Mysterious Op Amp

The op amp is a cheap, mystery integrated circuit. Here is a short introduction.

Op amps are good mainly for DC and audio frequency. They cannot do much above 200 kHz. Let me tell you a story, and you start discovering op amps by seeing what they can do.

It is common, when you are designing circuits, that you need some signal, like the temperature of a power transistor, a power-supply reference, or the wind speed, to be a voltage in the circuit. "Voltage" here means an ideal voltage source, with zero source resistance, not "loaded down" when other circuits draw current from it. This is one thing an op amp can do.

There are op-amp circuits that can sum or subtract voltages, just as if you were summing or subtracting in Excel. There are even simple op-amp circuits to integrate and differentiate, such as in calculus.

There is an op-amp circuit that does what an air-conditioning thermostat does, use "hysteresis" to control the air conditioner. Namely, the thermostat doesn't just turn on or off the air conditioner when the room temperature is a tiny bit below or above the "set point." It waits until the temperature goes about a degree too far, then it switches the compressor on or off. This is important because the compressor can be destroyed from the pressure surge when it is turned back on too soon.

There are complex op-amp circuits to do multiplication and division.

All these math operations gave the op amp its name, "operational amplifier." These things have been doing math operations since before World War II.

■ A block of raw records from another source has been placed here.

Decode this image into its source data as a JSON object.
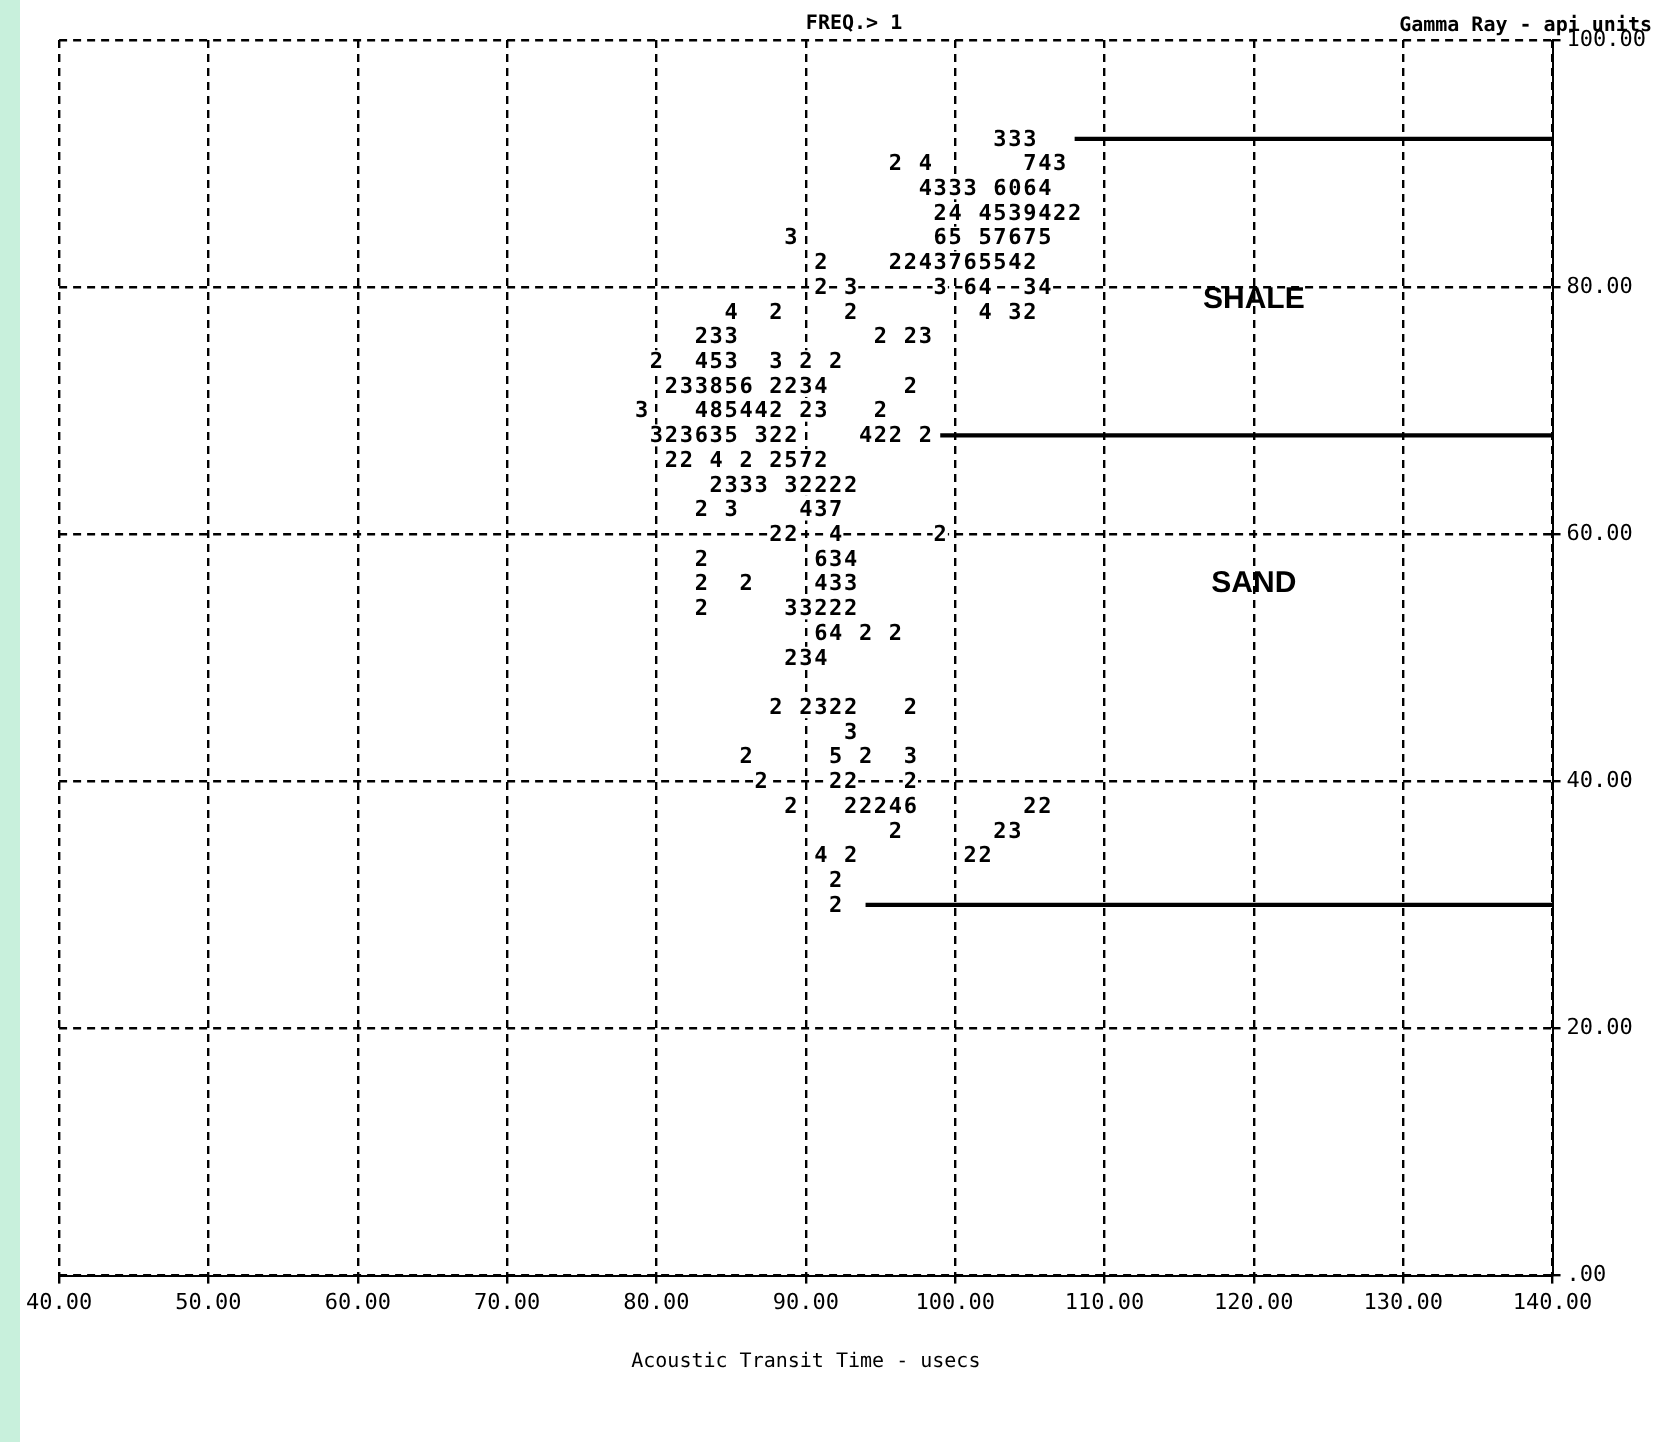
{
  "chart_data": {
    "type": "line",
    "title": "FREQ.> 1",
    "xlabel": "Acoustic Transit Time - usecs",
    "ylabel": "Gamma Ray - api units",
    "annotations": [
      "SHALE",
      "SAND",
      {
        "text": "3",
        "x": 103,
        "y": 92
      },
      {
        "text": "3",
        "x": 104,
        "y": 92
      },
      {
        "text": "3",
        "x": 105,
        "y": 92
      },
      {
        "text": "2",
        "x": 96,
        "y": 90
      },
      {
        "text": "4",
        "x": 98,
        "y": 90
      },
      {
        "text": "7",
        "x": 105,
        "y": 90
      },
      {
        "text": "4",
        "x": 106,
        "y": 90
      },
      {
        "text": "3",
        "x": 107,
        "y": 90
      },
      {
        "text": "4",
        "x": 98,
        "y": 88
      },
      {
        "text": "3",
        "x": 99,
        "y": 88
      },
      {
        "text": "3",
        "x": 100,
        "y": 88
      },
      {
        "text": "3",
        "x": 101,
        "y": 88
      },
      {
        "text": "6",
        "x": 103,
        "y": 88
      },
      {
        "text": "0",
        "x": 104,
        "y": 88
      },
      {
        "text": "6",
        "x": 105,
        "y": 88
      },
      {
        "text": "4",
        "x": 106,
        "y": 88
      },
      {
        "text": "2",
        "x": 99,
        "y": 86
      },
      {
        "text": "4",
        "x": 100,
        "y": 86
      },
      {
        "text": "4",
        "x": 102,
        "y": 86
      },
      {
        "text": "5",
        "x": 103,
        "y": 86
      },
      {
        "text": "3",
        "x": 104,
        "y": 86
      },
      {
        "text": "9",
        "x": 105,
        "y": 86
      },
      {
        "text": "4",
        "x": 106,
        "y": 86
      },
      {
        "text": "2",
        "x": 107,
        "y": 86
      },
      {
        "text": "2",
        "x": 108,
        "y": 86
      },
      {
        "text": "3",
        "x": 89,
        "y": 84
      },
      {
        "text": "6",
        "x": 99,
        "y": 84
      },
      {
        "text": "5",
        "x": 100,
        "y": 84
      },
      {
        "text": "5",
        "x": 102,
        "y": 84
      },
      {
        "text": "7",
        "x": 103,
        "y": 84
      },
      {
        "text": "6",
        "x": 104,
        "y": 84
      },
      {
        "text": "7",
        "x": 105,
        "y": 84
      },
      {
        "text": "5",
        "x": 106,
        "y": 84
      },
      {
        "text": "2",
        "x": 91,
        "y": 82
      },
      {
        "text": "2",
        "x": 96,
        "y": 82
      },
      {
        "text": "2",
        "x": 97,
        "y": 82
      },
      {
        "text": "4",
        "x": 98,
        "y": 82
      },
      {
        "text": "3",
        "x": 99,
        "y": 82
      },
      {
        "text": "7",
        "x": 100,
        "y": 82
      },
      {
        "text": "6",
        "x": 101,
        "y": 82
      },
      {
        "text": "5",
        "x": 102,
        "y": 82
      },
      {
        "text": "5",
        "x": 103,
        "y": 82
      },
      {
        "text": "4",
        "x": 104,
        "y": 82
      },
      {
        "text": "2",
        "x": 105,
        "y": 82
      },
      {
        "text": "2",
        "x": 91,
        "y": 80
      },
      {
        "text": "3",
        "x": 93,
        "y": 80
      },
      {
        "text": "3",
        "x": 99,
        "y": 80
      },
      {
        "text": "6",
        "x": 101,
        "y": 80
      },
      {
        "text": "4",
        "x": 102,
        "y": 80
      },
      {
        "text": "3",
        "x": 105,
        "y": 80
      },
      {
        "text": "4",
        "x": 106,
        "y": 80
      },
      {
        "text": "4",
        "x": 85,
        "y": 78
      },
      {
        "text": "2",
        "x": 88,
        "y": 78
      },
      {
        "text": "2",
        "x": 93,
        "y": 78
      },
      {
        "text": "4",
        "x": 102,
        "y": 78
      },
      {
        "text": "3",
        "x": 104,
        "y": 78
      },
      {
        "text": "2",
        "x": 105,
        "y": 78
      },
      {
        "text": "2",
        "x": 83,
        "y": 76
      },
      {
        "text": "3",
        "x": 84,
        "y": 76
      },
      {
        "text": "3",
        "x": 85,
        "y": 76
      },
      {
        "text": "2",
        "x": 95,
        "y": 76
      },
      {
        "text": "2",
        "x": 97,
        "y": 76
      },
      {
        "text": "3",
        "x": 98,
        "y": 76
      },
      {
        "text": "2",
        "x": 80,
        "y": 74
      },
      {
        "text": "4",
        "x": 83,
        "y": 74
      },
      {
        "text": "5",
        "x": 84,
        "y": 74
      },
      {
        "text": "3",
        "x": 85,
        "y": 74
      },
      {
        "text": "3",
        "x": 88,
        "y": 74
      },
      {
        "text": "2",
        "x": 90,
        "y": 74
      },
      {
        "text": "2",
        "x": 92,
        "y": 74
      },
      {
        "text": "2",
        "x": 81,
        "y": 72
      },
      {
        "text": "3",
        "x": 82,
        "y": 72
      },
      {
        "text": "3",
        "x": 83,
        "y": 72
      },
      {
        "text": "8",
        "x": 84,
        "y": 72
      },
      {
        "text": "5",
        "x": 85,
        "y": 72
      },
      {
        "text": "6",
        "x": 86,
        "y": 72
      },
      {
        "text": "2",
        "x": 88,
        "y": 72
      },
      {
        "text": "2",
        "x": 89,
        "y": 72
      },
      {
        "text": "3",
        "x": 90,
        "y": 72
      },
      {
        "text": "4",
        "x": 91,
        "y": 72
      },
      {
        "text": "2",
        "x": 97,
        "y": 72
      },
      {
        "text": "3",
        "x": 79,
        "y": 70
      },
      {
        "text": "4",
        "x": 83,
        "y": 70
      },
      {
        "text": "8",
        "x": 84,
        "y": 70
      },
      {
        "text": "5",
        "x": 85,
        "y": 70
      },
      {
        "text": "4",
        "x": 86,
        "y": 70
      },
      {
        "text": "4",
        "x": 87,
        "y": 70
      },
      {
        "text": "2",
        "x": 88,
        "y": 70
      },
      {
        "text": "2",
        "x": 90,
        "y": 70
      },
      {
        "text": "3",
        "x": 91,
        "y": 70
      },
      {
        "text": "2",
        "x": 95,
        "y": 70
      },
      {
        "text": "3",
        "x": 80,
        "y": 68
      },
      {
        "text": "2",
        "x": 81,
        "y": 68
      },
      {
        "text": "3",
        "x": 82,
        "y": 68
      },
      {
        "text": "6",
        "x": 83,
        "y": 68
      },
      {
        "text": "3",
        "x": 84,
        "y": 68
      },
      {
        "text": "5",
        "x": 85,
        "y": 68
      },
      {
        "text": "3",
        "x": 87,
        "y": 68
      },
      {
        "text": "2",
        "x": 88,
        "y": 68
      },
      {
        "text": "2",
        "x": 89,
        "y": 68
      },
      {
        "text": "4",
        "x": 94,
        "y": 68
      },
      {
        "text": "2",
        "x": 95,
        "y": 68
      },
      {
        "text": "2",
        "x": 96,
        "y": 68
      },
      {
        "text": "2",
        "x": 98,
        "y": 68
      },
      {
        "text": "2",
        "x": 81,
        "y": 66
      },
      {
        "text": "2",
        "x": 82,
        "y": 66
      },
      {
        "text": "4",
        "x": 84,
        "y": 66
      },
      {
        "text": "2",
        "x": 86,
        "y": 66
      },
      {
        "text": "2",
        "x": 88,
        "y": 66
      },
      {
        "text": "5",
        "x": 89,
        "y": 66
      },
      {
        "text": "7",
        "x": 90,
        "y": 66
      },
      {
        "text": "2",
        "x": 91,
        "y": 66
      },
      {
        "text": "2",
        "x": 84,
        "y": 64
      },
      {
        "text": "3",
        "x": 85,
        "y": 64
      },
      {
        "text": "3",
        "x": 86,
        "y": 64
      },
      {
        "text": "3",
        "x": 87,
        "y": 64
      },
      {
        "text": "3",
        "x": 89,
        "y": 64
      },
      {
        "text": "2",
        "x": 90,
        "y": 64
      },
      {
        "text": "2",
        "x": 91,
        "y": 64
      },
      {
        "text": "2",
        "x": 92,
        "y": 64
      },
      {
        "text": "2",
        "x": 93,
        "y": 64
      },
      {
        "text": "2",
        "x": 83,
        "y": 62
      },
      {
        "text": "3",
        "x": 85,
        "y": 62
      },
      {
        "text": "4",
        "x": 90,
        "y": 62
      },
      {
        "text": "3",
        "x": 91,
        "y": 62
      },
      {
        "text": "7",
        "x": 92,
        "y": 62
      },
      {
        "text": "2",
        "x": 88,
        "y": 60
      },
      {
        "text": "2",
        "x": 89,
        "y": 60
      },
      {
        "text": "4",
        "x": 92,
        "y": 60
      },
      {
        "text": "2",
        "x": 99,
        "y": 60
      },
      {
        "text": "2",
        "x": 83,
        "y": 58
      },
      {
        "text": "6",
        "x": 91,
        "y": 58
      },
      {
        "text": "3",
        "x": 92,
        "y": 58
      },
      {
        "text": "4",
        "x": 93,
        "y": 58
      },
      {
        "text": "2",
        "x": 83,
        "y": 56
      },
      {
        "text": "2",
        "x": 86,
        "y": 56
      },
      {
        "text": "4",
        "x": 91,
        "y": 56
      },
      {
        "text": "3",
        "x": 92,
        "y": 56
      },
      {
        "text": "3",
        "x": 93,
        "y": 56
      },
      {
        "text": "2",
        "x": 83,
        "y": 54
      },
      {
        "text": "3",
        "x": 89,
        "y": 54
      },
      {
        "text": "3",
        "x": 90,
        "y": 54
      },
      {
        "text": "2",
        "x": 91,
        "y": 54
      },
      {
        "text": "2",
        "x": 92,
        "y": 54
      },
      {
        "text": "2",
        "x": 93,
        "y": 54
      },
      {
        "text": "6",
        "x": 91,
        "y": 52
      },
      {
        "text": "4",
        "x": 92,
        "y": 52
      },
      {
        "text": "2",
        "x": 94,
        "y": 52
      },
      {
        "text": "2",
        "x": 96,
        "y": 52
      },
      {
        "text": "2",
        "x": 89,
        "y": 50
      },
      {
        "text": "3",
        "x": 90,
        "y": 50
      },
      {
        "text": "4",
        "x": 91,
        "y": 50
      },
      {
        "text": "2",
        "x": 88,
        "y": 46
      },
      {
        "text": "2",
        "x": 90,
        "y": 46
      },
      {
        "text": "3",
        "x": 91,
        "y": 46
      },
      {
        "text": "2",
        "x": 92,
        "y": 46
      },
      {
        "text": "2",
        "x": 93,
        "y": 46
      },
      {
        "text": "2",
        "x": 97,
        "y": 46
      },
      {
        "text": "3",
        "x": 93,
        "y": 44
      },
      {
        "text": "2",
        "x": 86,
        "y": 42
      },
      {
        "text": "5",
        "x": 92,
        "y": 42
      },
      {
        "text": "2",
        "x": 94,
        "y": 42
      },
      {
        "text": "3",
        "x": 97,
        "y": 42
      },
      {
        "text": "2",
        "x": 87,
        "y": 40
      },
      {
        "text": "2",
        "x": 92,
        "y": 40
      },
      {
        "text": "2",
        "x": 93,
        "y": 40
      },
      {
        "text": "2",
        "x": 97,
        "y": 40
      },
      {
        "text": "2",
        "x": 89,
        "y": 38
      },
      {
        "text": "2",
        "x": 93,
        "y": 38
      },
      {
        "text": "2",
        "x": 94,
        "y": 38
      },
      {
        "text": "2",
        "x": 95,
        "y": 38
      },
      {
        "text": "4",
        "x": 96,
        "y": 38
      },
      {
        "text": "6",
        "x": 97,
        "y": 38
      },
      {
        "text": "2",
        "x": 105,
        "y": 38
      },
      {
        "text": "2",
        "x": 106,
        "y": 38
      },
      {
        "text": "2",
        "x": 96,
        "y": 36
      },
      {
        "text": "2",
        "x": 103,
        "y": 36
      },
      {
        "text": "3",
        "x": 104,
        "y": 36
      },
      {
        "text": "4",
        "x": 91,
        "y": 34
      },
      {
        "text": "2",
        "x": 93,
        "y": 34
      },
      {
        "text": "2",
        "x": 101,
        "y": 34
      },
      {
        "text": "2",
        "x": 102,
        "y": 34
      },
      {
        "text": "2",
        "x": 92,
        "y": 32
      },
      {
        "text": "2",
        "x": 92,
        "y": 30
      }
    ],
    "xlim": [
      40,
      140
    ],
    "xticks": [
      {
        "value": 40,
        "label": "40.00"
      },
      {
        "value": 50,
        "label": "50.00"
      },
      {
        "value": 60,
        "label": "60.00"
      },
      {
        "value": 70,
        "label": "70.00"
      },
      {
        "value": 80,
        "label": "80.00"
      },
      {
        "value": 90,
        "label": "90.00"
      },
      {
        "value": 100,
        "label": "100.00"
      },
      {
        "value": 110,
        "label": "110.00"
      },
      {
        "value": 120,
        "label": "120.00"
      },
      {
        "value": 130,
        "label": "130.00"
      },
      {
        "value": 140,
        "label": "140.00"
      }
    ],
    "ylim": [
      0,
      100
    ],
    "yticks": [
      {
        "value": 0,
        "label": ".00"
      },
      {
        "value": 20,
        "label": "20.00"
      },
      {
        "value": 40,
        "label": "40.00"
      },
      {
        "value": 60,
        "label": "60.00"
      },
      {
        "value": 80,
        "label": "80.00"
      },
      {
        "value": 100,
        "label": "100.00"
      }
    ],
    "grid": true,
    "legend": false,
    "series": [
      {
        "color": "#000000",
        "x": [
          108,
          140
        ],
        "values": [
          92,
          92
        ]
      },
      {
        "color": "#000000",
        "x": [
          99,
          140
        ],
        "values": [
          68,
          68
        ]
      },
      {
        "color": "#000000",
        "x": [
          94,
          140
        ],
        "values": [
          30,
          30
        ]
      }
    ]
  }
}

So, if you accept that math operations might be important in circuits, exactly how does it get done? It is with an integrated circuit, typically the LM324, which has four op amps in a 14-pin package for $.18 if you purchase 100. So, you see, you can have math in your circuit cheaply!

Before I show you the schematics for these neat math functions, let's go over some limits to the op amp. The two supply pins, + and -, must "bracket" the voltages you are calculating on. For example, if all your voltages are above ground, the minus pin can be ground. But if you have some negative voltages, or a difference can give a negative result, you connect the minus pin to -15V. Typically, your op amp is powered by 5V or 9V or 15V with the minus pin at ground, or you power it with +15V and -15V.

Another limit is speed. The output of the op amp takes some microseconds to get from one answer to another.

Another limit is accuracy. There are two inputs to an op amp, and the critical property is that they can be "out of balance" or "offset" by .003V, which is really a pretty tiny voltage. Another accuracy limit is that the inputs each need a little current, like .04 microamps, a tiny current indeed. But you can get an FET-input op amp that needs just .002 microamps.

Just before I show the schematics, let me say that only the smartest .001% of people can come up with the schematics just by thinking about them, and I am not one of these. Everyone else has to look up examples of what these smart people have done in the past. There are whole books published that have op-amp schematics.

The first three schematics just have gain: gain=1, gain negative, and gain positive. The last two schematics are operations: subtraction and addition. If these circuits look complex, they really aren't when you use surface-mount parts.

The little squiggle-line is a resistor, and the three-line triangle is ground.

The algebra to prove that the positive-gain circuit works is shown. There is algebra for each circuit, and it is really neat to see it work out.

The photo above shows an op amp, IC1, in a solderless, nylon breadboard with six LEDs and other parts. The maker of this circuit has done a neat job. Normal breadboarded circuits have long leads on the components and do not utilize the cheap surface-mount parts.

Typical op amps: 741, LM324. Texas Instruments has an amazing, new, $2.70 dual op amp, OPA1662. It is bipolar input and has low noise. It is great for low-noise audio. The slew rate is 17V/us!

It is possible for hobbyists to make their own op amp from transistors, with some guidance about the circuit design. You aren't stuck using integrated circuits, you can make your own. Combining JFETs at the input with BJT for the rest can get amazing performance. The only drawback is input offset voltage. But you can even add an "oven" to stabilize the input JFETs' temperatures, and trim Vio to zero. This would be a major project, worthy of a science-fair project.